New Rules Will Tighten Nurse-Patient Ratios
State regulators Tuesday announced rules limiting the number of patients that nurses can care for, despite strong objections from the hospital industry.
Under the new regulations -- the first of their kind in the nation -- a nurse will not have to care for more than eight patients at a time. In many hospital units, the limit will be four to six patients for every nurse.
The rules, drawn up by the state Department of Health Services, are expected to go into effect Jan. 1. A few of the ratios won't apply until 2008 to soften the financial effect on hospitals.
The new ratios could bring about noticeable changes for patients.
For example, the ratios call for one nurse per five patients in medical-surgical units, where most hospital patients are placed, by 2005. At present, about half the hospitals in California are meeting that requirement, said Gina Henning, a manager specialist with the Department of Health Services.
"When patients and families go to hospitals, they will know that nurses aren't overtaxed and that they aren't spread too thin to provide quality care," Henning said.
The regulations are the result of a law signed by Gov. Gray Davis in 1999. The issue was studied for more than two years.

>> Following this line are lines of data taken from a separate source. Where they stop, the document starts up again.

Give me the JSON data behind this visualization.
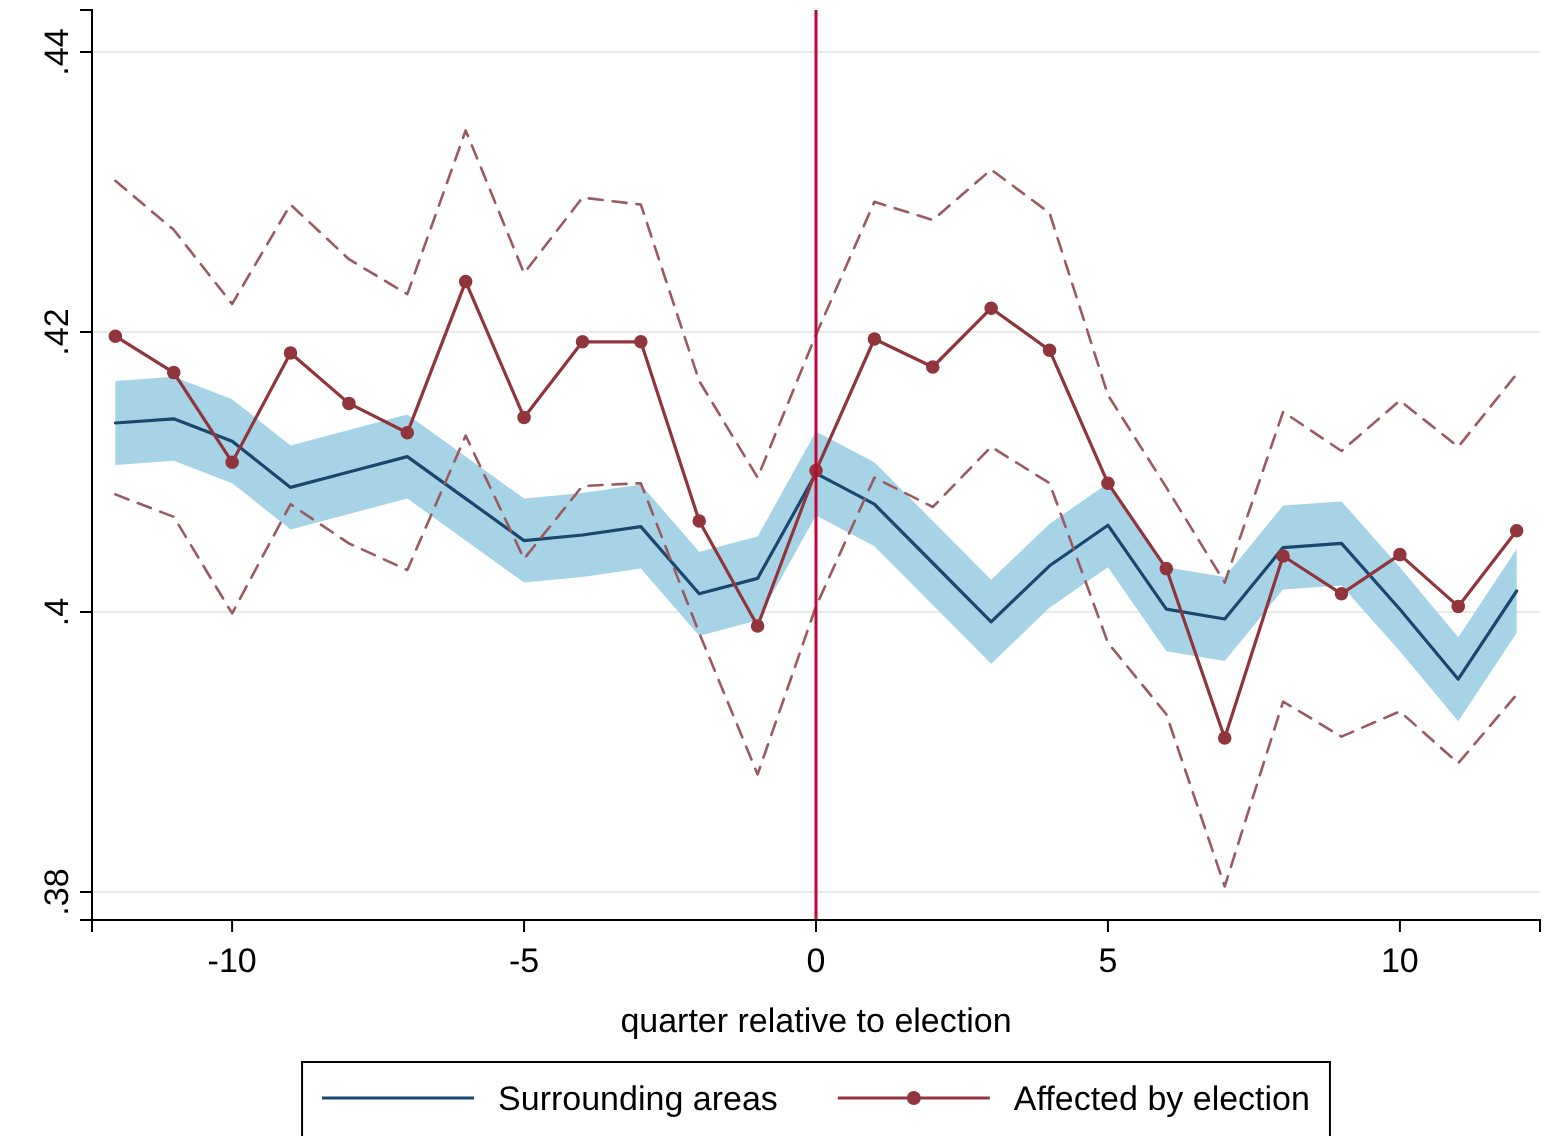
{
  "chart_data": {
    "type": "line",
    "xlabel": "quarter relative to election",
    "x": [
      -12,
      -11,
      -10,
      -9,
      -8,
      -7,
      -6,
      -5,
      -4,
      -3,
      -2,
      -1,
      0,
      1,
      2,
      3,
      4,
      5,
      6,
      7,
      8,
      9,
      10,
      11,
      12
    ],
    "xlim": [
      -12.4,
      12.4
    ],
    "xticks": [
      -10,
      -5,
      0,
      5,
      10
    ],
    "ylim": [
      0.378,
      0.443
    ],
    "yticks": [
      {
        "value": 0.38,
        "label": ".38"
      },
      {
        "value": 0.4,
        "label": ".4"
      },
      {
        "value": 0.42,
        "label": ".42"
      },
      {
        "value": 0.44,
        "label": ".44"
      }
    ],
    "grid": "y",
    "legend": "bottom",
    "ref_lines": [
      {
        "axis": "x",
        "value": 0,
        "color": "#c10534"
      }
    ],
    "series": [
      {
        "name": "Surrounding areas",
        "color": "#1a476f",
        "marker": "none",
        "line_style": "solid",
        "values": [
          0.4135,
          0.4138,
          0.4122,
          0.4089,
          0.41,
          0.4111,
          0.4081,
          0.4051,
          0.4055,
          0.4061,
          0.4013,
          0.4024,
          0.4099,
          0.4077,
          0.4035,
          0.3993,
          0.4033,
          0.4062,
          0.4002,
          0.3995,
          0.4046,
          0.4049,
          0.4002,
          0.3952,
          0.4015
        ],
        "upper": [
          0.4165,
          0.4168,
          0.4152,
          0.4119,
          0.413,
          0.4141,
          0.4111,
          0.4081,
          0.4085,
          0.4091,
          0.4043,
          0.4054,
          0.4129,
          0.4107,
          0.4065,
          0.4023,
          0.4063,
          0.4092,
          0.4032,
          0.4025,
          0.4076,
          0.4079,
          0.4032,
          0.3982,
          0.4045
        ],
        "lower": [
          0.4105,
          0.4108,
          0.4092,
          0.4059,
          0.407,
          0.4081,
          0.4051,
          0.4021,
          0.4025,
          0.4031,
          0.3983,
          0.3994,
          0.4069,
          0.4047,
          0.4005,
          0.3963,
          0.4003,
          0.4032,
          0.3972,
          0.3965,
          0.4016,
          0.4019,
          0.3972,
          0.3922,
          0.3985
        ]
      },
      {
        "name": "Affected by election",
        "color": "#90353b",
        "marker": "circle",
        "line_style": "solid",
        "values": [
          0.4197,
          0.4171,
          0.4107,
          0.4185,
          0.4149,
          0.4128,
          0.4236,
          0.4139,
          0.4193,
          0.4193,
          0.4065,
          0.399,
          0.4101,
          0.4195,
          0.4175,
          0.4217,
          0.4187,
          0.4092,
          0.4031,
          0.391,
          0.404,
          0.4013,
          0.4041,
          0.4004,
          0.4058
        ]
      },
      {
        "color": "#9a5a60",
        "marker": "none",
        "line_style": "dashed",
        "values": [
          0.4308,
          0.4273,
          0.422,
          0.4291,
          0.4252,
          0.4227,
          0.4344,
          0.4242,
          0.4296,
          0.4291,
          0.4165,
          0.4096,
          0.4198,
          0.4293,
          0.428,
          0.4316,
          0.4285,
          0.4155,
          0.4089,
          0.4021,
          0.4143,
          0.4115,
          0.4151,
          0.4118,
          0.417
        ]
      },
      {
        "color": "#9a5a60",
        "marker": "none",
        "line_style": "dashed",
        "values": [
          0.4084,
          0.4068,
          0.3999,
          0.4077,
          0.4049,
          0.403,
          0.4126,
          0.4038,
          0.409,
          0.4092,
          0.3985,
          0.3884,
          0.4004,
          0.4096,
          0.4075,
          0.4118,
          0.4092,
          0.3978,
          0.3927,
          0.3804,
          0.3936,
          0.3911,
          0.3929,
          0.3892,
          0.3941
        ]
      }
    ]
  }
}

Although many nurses celebrated the announcement, some hospital officials said the new rules are unreasonable because their industry is suffering financially and battles a chronic shortage of nurses.
Many nurses are reaching retirement age and young women, in particular, are opting for other careers.
"The bigger issue, even if money was no object, is that there's a severe nursing shortage in California," said Jan Emerson, spokeswoman for the California Healthcare Assn., which represents hospitals. "No one disagrees that the ratios would be good for patient care, but given the nursing shortage, how do we make this happen?"
Jill Dryer, a spokeswoman for Catholic Healthcare West, a nonprofit that operates 37 hospitals in California, agreed, saying, "We can't manufacture nurses."
The Department of Health Services estimated last fall that the new rules would cost hospitals roughly $480 million a year.
Emerson said that comes on top of other financial burdens, including the expense of caring for the state's 7 million uninsured people and complying with state-mandated seismic upgrades that will cost hospitals $14 billion by 2008. Proposed budget cuts to Medi-Cal would also hurt hospitals, she said.